Legal basis: Art. 6(1)(b) GDPR (performance of a contract).

• Stripe Privacy Policy: https://stripe.com/privacy
• PayPal Privacy Policy: https://www.paypal.com/webapps/mpp/ua/privacy-full

Data transfers to the United States may occur and take place on the basis of the European Commission’s Standard Contractual Clauses (SCCs).

3.5. Cookies

We use necessary cookies for:

• login sessions
  
• security
  
• platform functionality
  

Analytics or marketing cookies (Google Analytics, Meta Pixel) are only activated after explicit consent in our cookie banner.

Legal basis:

• Necessary cookies: Art. 6(1)(f) GDPR
  
• Analytics/marketing: Art. 6(1)(a) GDPR

4. Meta Pixel (Facebook/Instagram)

We use Meta Pixel for marketing and measurement — but only after explicit user consent.

Meta processes:

• HTTP headers
  
• user interactions
  
• device data
  
• potential Facebook ID (if logged in)
  

Legal basis: Art. 6(1)(a) GDPR (consent).

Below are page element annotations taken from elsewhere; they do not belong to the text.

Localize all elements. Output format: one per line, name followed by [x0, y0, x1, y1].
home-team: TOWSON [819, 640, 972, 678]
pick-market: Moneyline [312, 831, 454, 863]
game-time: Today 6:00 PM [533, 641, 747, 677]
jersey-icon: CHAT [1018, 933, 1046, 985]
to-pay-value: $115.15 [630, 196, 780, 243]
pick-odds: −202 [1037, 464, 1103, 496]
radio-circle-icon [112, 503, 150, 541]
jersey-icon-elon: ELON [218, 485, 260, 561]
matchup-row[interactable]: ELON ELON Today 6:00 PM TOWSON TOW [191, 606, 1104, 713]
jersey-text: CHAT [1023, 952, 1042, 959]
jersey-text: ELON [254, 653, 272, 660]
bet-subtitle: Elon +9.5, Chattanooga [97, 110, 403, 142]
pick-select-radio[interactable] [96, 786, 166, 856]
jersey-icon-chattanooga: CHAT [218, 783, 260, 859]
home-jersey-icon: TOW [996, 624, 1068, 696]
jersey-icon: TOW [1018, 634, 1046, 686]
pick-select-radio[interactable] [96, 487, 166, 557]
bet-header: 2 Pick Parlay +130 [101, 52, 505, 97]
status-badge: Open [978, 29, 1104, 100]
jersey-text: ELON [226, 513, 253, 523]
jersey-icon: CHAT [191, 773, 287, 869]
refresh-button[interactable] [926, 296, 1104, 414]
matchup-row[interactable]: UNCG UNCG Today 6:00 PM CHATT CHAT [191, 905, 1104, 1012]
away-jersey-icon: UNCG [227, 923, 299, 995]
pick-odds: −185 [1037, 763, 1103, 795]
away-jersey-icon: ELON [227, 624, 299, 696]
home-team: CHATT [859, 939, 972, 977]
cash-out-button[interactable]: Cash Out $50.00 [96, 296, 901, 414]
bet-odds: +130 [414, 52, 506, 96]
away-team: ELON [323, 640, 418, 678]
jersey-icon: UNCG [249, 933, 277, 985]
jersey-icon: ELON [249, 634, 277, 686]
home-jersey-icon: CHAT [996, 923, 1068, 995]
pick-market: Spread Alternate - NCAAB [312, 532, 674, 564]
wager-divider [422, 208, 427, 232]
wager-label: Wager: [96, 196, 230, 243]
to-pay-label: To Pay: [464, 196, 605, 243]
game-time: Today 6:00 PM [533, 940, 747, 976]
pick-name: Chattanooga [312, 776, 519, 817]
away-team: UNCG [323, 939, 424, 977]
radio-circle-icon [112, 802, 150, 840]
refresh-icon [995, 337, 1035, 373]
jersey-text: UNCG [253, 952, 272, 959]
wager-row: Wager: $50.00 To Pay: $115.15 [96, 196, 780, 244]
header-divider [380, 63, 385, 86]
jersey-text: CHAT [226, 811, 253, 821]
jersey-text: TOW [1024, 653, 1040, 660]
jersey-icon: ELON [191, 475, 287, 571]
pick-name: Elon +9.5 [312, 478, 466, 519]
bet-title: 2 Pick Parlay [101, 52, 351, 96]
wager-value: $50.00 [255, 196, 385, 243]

• Meta Privacy Policy: https://www.facebook.com/privacy/policy/
• Data may be transferred to the USA under SCCs.

5. Google Analytics (Future Use)

We plan to integrate Google Analytics 4.

Analytics is only activated after consent in the cookie banner.

Google processes:

• IP address (anonymized)
  
• user behavior
  
• device & browser data
  
• session statistics
  
• page interactions
  

Legal basis: Art. 6(1)(a) GDPR.

• Google Privacy Policy: https://policies.google.com/privacy
• Data may be transferred to the USA under SCCs.

6. Contact & Support

If you contact us via email, we process:

• email address
  
• content of your message
  
• metadata
  
• attachments (if applicable)
  

Legal basis:

• Art. 6(1)(b) GDPR (contract)
  
• Art. 6(1)(f) GDPR (legitimate interest)

7. Data Processors

We use external service providers for:

• hosting
  
• payment processing
  
• email delivery
  
• analytics (future)
  
• security
  

All processors are bound by Art. 28 GDPR data processing agreements (DPAs).

8. International Data Transfers

If data is transferred outside the EU (e.g., USA), this is done under:

• Standard Contractual Clauses (SCCs) (Art. 46 GDPR), or
  
• explicit user consent (Art. 49 GDPR)

9. Data Retention

We retain data only as long as necessary for:

• account operations
  
• legal obligations
  
• tax and commercial requirements
  

Typical retention periods:

• Account data: until deletion
  
• Payment data: up to 10 years
  
• Log files: up to 30 days
  
• Marketing data: until consent is withdrawn

10. Your Rights Under GDPR

Users have the following rights:

• Right of access (Art. 15)
  
• Right to rectification (Art. 16)
  
• Right to erasure (Art. 17)
  
• Right to restriction (Art. 18)
  
• Right to data portability (Art. 20)
  
• Right to object (Art. 21)
  
• Right to withdraw consent (Art. 7(3))
  

Contact: contact@finqube.de

11. Right to File a Complaint

You may lodge a complaint with the supervisory authority:

Berlin Commissioner for Data Protection and Freedom of Information
Alt-Moabit 59-61
10555 Berlin
Germany

12. Security Measures

We implement state-of-the-art security measures, such as:

• SSL/TLS encryption
  
• firewalls
  
• encrypted passwords
  
• access controls
  
• regular security updates

13. Deleting Your Account

Users may delete their accounts at any time.
Personal data will be deleted unless legal retention periods prevent this.

14. Changes to This Policy

We may update this Privacy Policy.
The current version is always available at finqube.io/privacy-policy.